De volgende regelingen worden opgeheven:
1° het decreet van 7 april 2000 houdende een waarborgregeling voor de ondernemingen die zijn getroffen door de dioxinecrisis in 1999;
2° het besluit van de Vlaamse Regering van 14 april 2000 houdende een waarborgregeling voor de ondernemingen die zijn getroffen door de dioxinecrisis in 1999.

Artikel 15. (28/01/2023- ...)

De waarborgvennootschap blijft voor het Vlaamse Gewest bevoegd voor het beheer en de verdere afwikkeling van de dossiers over de waarborgen die vóór de inwerkingtreding van dit decreet toegekend zijn op grond van hoofdstuk II en III van het decreet van 6 februari 2004 betreffende een waarborgregeling voor kleine, middelgrote en grote ondernemingen, op grond van titel I, hoofdstuk I, afdeling 2, van de wet van 4 augustus 1978 tot economische heroriëntering, alsook op grond van de wet van 24 mei 1959 tot verruiming van de mogelijkheden inzake de beroeps- en ambachtskredietverlening aan de middenstand.

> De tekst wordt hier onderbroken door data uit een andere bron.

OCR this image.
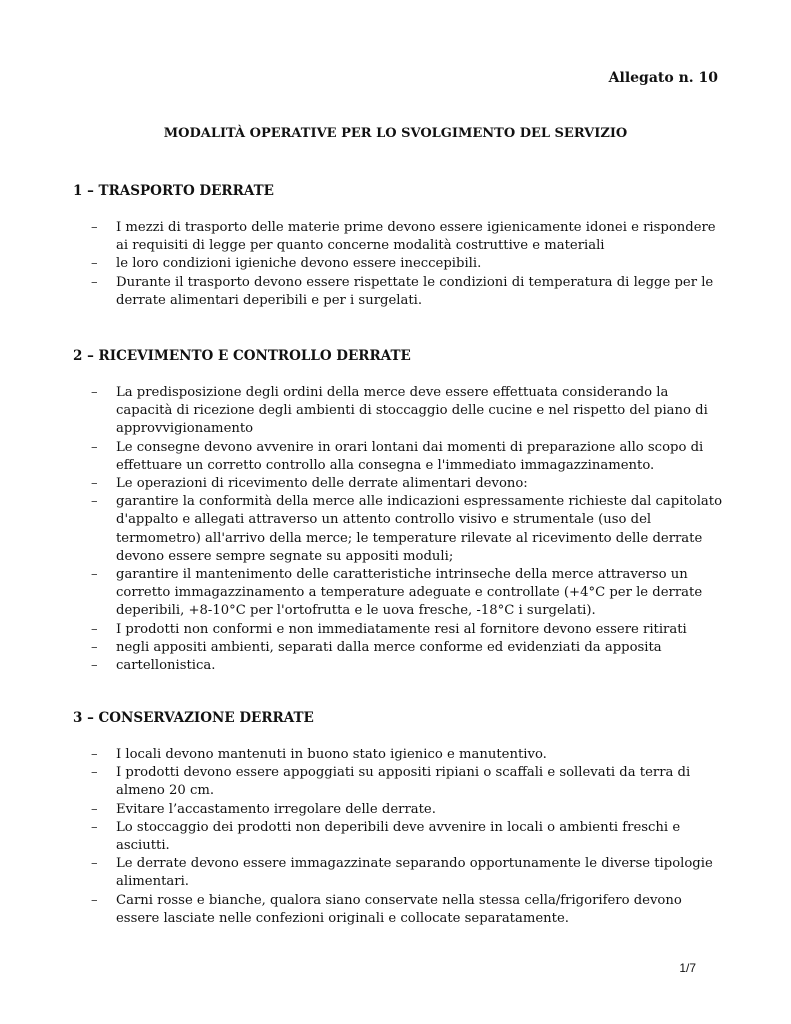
Allegato n. 10
MODALITÀ OPERATIVE PER LO SVOLGIMENTO DEL SERVIZIO
1 – TRASPORTO DERRATE
– I mezzi di trasporto delle materie prime devono essere igienicamente idonei e rispondere ai requisiti di legge per quanto concerne modalità costruttive e materiali
– le loro condizioni igieniche devono essere ineccepibili.
– Durante il trasporto devono essere rispettate le condizioni di temperatura di legge per le derrate alimentari deperibili e per i surgelati.
2 – RICEVIMENTO E CONTROLLO DERRATE
– La predisposizione degli ordini della merce deve essere effettuata considerando la capacità di ricezione degli ambienti di stoccaggio delle cucine e nel rispetto del piano di approvvigionamento
– Le consegne devono avvenire in orari lontani dai momenti di preparazione allo scopo di effettuare un corretto controllo alla consegna e l'immediato immagazzinamento.
– Le operazioni di ricevimento delle derrate alimentari devono:
– garantire la conformità della merce alle indicazioni espressamente richieste dal capitolato d'appalto e allegati attraverso un attento controllo visivo e strumentale (uso del termometro) all'arrivo della merce; le temperature rilevate al ricevimento delle derrate devono essere sempre segnate su appositi moduli;
– garantire il mantenimento delle caratteristiche intrinseche della merce attraverso un corretto immagazzinamento a temperature adeguate e controllate (+4°C per le derrate deperibili, +8-10°C per l'ortofrutta e le uova fresche, -18°C i surgelati).
– I prodotti non conformi e non immediatamente resi al fornitore devono essere ritirati
– negli appositi ambienti, separati dalla merce conforme ed evidenziati da apposita
– cartellonistica.
3 – CONSERVAZIONE DERRATE
– I locali devono mantenuti in buono stato igienico e manutentivo.
– I prodotti devono essere appoggiati su appositi ripiani o scaffali e sollevati da terra di almeno 20 cm.
– Evitare l’accastamento irregolare delle derrate.
– Lo stoccaggio dei prodotti non deperibili deve avvenire in locali o ambienti freschi e asciutti.
– Le derrate devono essere immagazzinate separando opportunamente le diverse tipologie alimentari.
– Carni rosse e bianche, qualora siano conservate nella stessa cella/frigorifero devono essere lasciate nelle confezioni originali e collocate separatamente.
1/7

Het beheer en de verdere afwikkeling van de dossiers, vermeld in het eerste lid, verlopen, voor zover dat mogelijk is, conform de regels die de Vlaamse Regering op basis van dit decreet vaststelt.

Artikel 16. (28/01/2023- ...)

Dit decreet treedt in werking op de door de Vlaamse Regering vast te stellen datum.